In the 1960s, it became recognized that physicians' professionalism, hospitals' devotion to their missions, and sometimes even (gasp) government regulation might partially compensate for distortions in the health care market. However, as supposed free market advocates became more powerful, they pushed for the commercialization of medicine and hospitals, reducing professionalism and mission support, and the hollowing out government regulation. (However, why did the people who attacked medical societies' codes of ethics as monopolistic have no interest in attacking market domination by insurers or hospital systems? Inquiring minds want to know.)
As we said last time, true health care reform would help physicians and other health care professionals uphold their traditional values, including, as the AMA once stated, "the practice of medicine should not be commercialized, nor treated as a commodity in trade." True health care reform would put health care "delivery" back in the hands of mission-focused, not-for-profit organizations, which put patients' health, safety and welfare first.
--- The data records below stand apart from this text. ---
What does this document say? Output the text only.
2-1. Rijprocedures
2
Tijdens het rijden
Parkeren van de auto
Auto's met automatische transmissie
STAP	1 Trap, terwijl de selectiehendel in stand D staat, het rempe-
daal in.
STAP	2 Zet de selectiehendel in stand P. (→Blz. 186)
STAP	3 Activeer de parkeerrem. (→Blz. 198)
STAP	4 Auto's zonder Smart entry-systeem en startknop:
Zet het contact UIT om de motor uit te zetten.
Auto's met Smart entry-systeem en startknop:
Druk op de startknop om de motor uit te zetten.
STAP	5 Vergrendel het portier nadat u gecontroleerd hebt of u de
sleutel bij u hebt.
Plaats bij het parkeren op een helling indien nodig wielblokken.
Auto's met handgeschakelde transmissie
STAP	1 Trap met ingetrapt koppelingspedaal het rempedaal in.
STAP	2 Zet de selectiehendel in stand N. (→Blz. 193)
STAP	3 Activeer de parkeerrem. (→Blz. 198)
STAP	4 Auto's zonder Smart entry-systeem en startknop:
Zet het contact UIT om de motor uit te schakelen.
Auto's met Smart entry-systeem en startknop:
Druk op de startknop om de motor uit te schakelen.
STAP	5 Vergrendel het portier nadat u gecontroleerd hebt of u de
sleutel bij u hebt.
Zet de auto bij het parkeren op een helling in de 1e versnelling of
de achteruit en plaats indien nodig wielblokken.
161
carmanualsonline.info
Meanwhile, these latest stories about market dominating hospital systems suggest some additional lessons.
Secrecy is the would-be monopolist's best friend. However, it is hard to think of very many kinds of information that hospitals really ought to be able to keep as proprietary secrets. As usual, sunshine is the best disinfectant.
There seems to be a strange and increasing alliance between politically- correct academic theorists and proponents of raw economic power. The theorists' notion of "accountable care organizations" seems to have become a great foil for would-be monopolists, yet the theorists have done nothing to show how their creation would really bring "power to the people." Meanwhile, maybe "ACO" should stand for "aggressive care oligopoly." Meanwhile, be extremely skeptical of the latest health care fad, especially when it is supported both by academics and CEOs.